New approaches to improve the performance of adjustable speed drive (ASD) systems under power quality disturbances

Modern pulse-width modulated (PWM) adjustable speed drive (ASD) systems provide improved efficiency, energy savings and process control in commercial and industrial facilities. However, PWM ASD systems are often susceptible to electric power quality disturbances such as: voltage sags, voltage swells, short-term power interruptions (STPIs), capacitor-switching transients (CSTs), flicker, etc. Numerous power quality surveys have shown that utility transients like sags, swells, short-term power interruptions and CSTs are responsible for numerous nuisance tripping on ASD equipment installed in critical commercial and industrial continuous processes. In response to these concerns, this dissertation analyzes the effects of power quality disturbances on ASD equipment. Extended analyses on the effect of single-phase and polyphase sags, short-term power interruptions (STPIs) and capacitor-switching transient (CST) events on ASD equipment are presented.;In this dissertation, several new approaches to provide ride-through capability for ASDs in the event of voltage sags, short-term power interruptions and CSTs are presented. The main goal of these approaches is to provide the required full output power to the ASD by maintaining the dc-link voltage within its nominal value, through the use of power electronic converters. The full output power to ASD equipment is provided from the remaining voltage in the ac supply or by other energy source such as supercapacitors.
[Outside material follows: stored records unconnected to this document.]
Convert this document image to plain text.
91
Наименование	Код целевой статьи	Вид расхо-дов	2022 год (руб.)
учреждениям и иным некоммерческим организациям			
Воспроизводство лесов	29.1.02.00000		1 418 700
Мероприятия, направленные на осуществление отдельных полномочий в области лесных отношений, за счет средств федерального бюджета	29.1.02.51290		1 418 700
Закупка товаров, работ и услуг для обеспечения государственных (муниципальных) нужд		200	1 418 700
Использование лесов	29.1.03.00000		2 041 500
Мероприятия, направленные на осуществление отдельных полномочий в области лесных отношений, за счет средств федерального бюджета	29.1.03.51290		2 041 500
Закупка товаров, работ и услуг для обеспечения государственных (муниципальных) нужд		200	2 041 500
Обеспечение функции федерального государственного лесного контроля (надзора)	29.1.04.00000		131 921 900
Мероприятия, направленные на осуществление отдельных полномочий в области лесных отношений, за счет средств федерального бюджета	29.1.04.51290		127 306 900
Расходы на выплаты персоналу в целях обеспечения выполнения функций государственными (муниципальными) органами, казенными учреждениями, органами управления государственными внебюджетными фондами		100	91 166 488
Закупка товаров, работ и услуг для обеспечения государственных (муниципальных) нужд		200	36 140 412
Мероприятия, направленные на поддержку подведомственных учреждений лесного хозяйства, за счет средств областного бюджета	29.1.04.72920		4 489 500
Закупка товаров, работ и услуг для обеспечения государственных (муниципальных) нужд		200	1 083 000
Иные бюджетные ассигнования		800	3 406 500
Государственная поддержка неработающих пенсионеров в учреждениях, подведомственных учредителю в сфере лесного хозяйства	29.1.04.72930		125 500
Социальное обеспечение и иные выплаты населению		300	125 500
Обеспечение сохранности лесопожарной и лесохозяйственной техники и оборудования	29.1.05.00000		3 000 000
Simulation and experimental results validate the proposed approaches to achieve ride-through under voltage sags using the remaining ac supply and also for STPIs using alternative sources of energy.;Additionally, new approaches to mitigate the nuisance tripping issue of PWM ASDs due to CST events are presented. Extensive analysis of the CST event on the distribution system, as well as on the ASD dc-link is presented to evaluate their effects on ASD equipment. The proposed approach facilitates electronic damping of a CST event and protects the ASD from nuisance tripping. Experimental results on a 480 V, 16 kVA ASD are presented to validate the approach.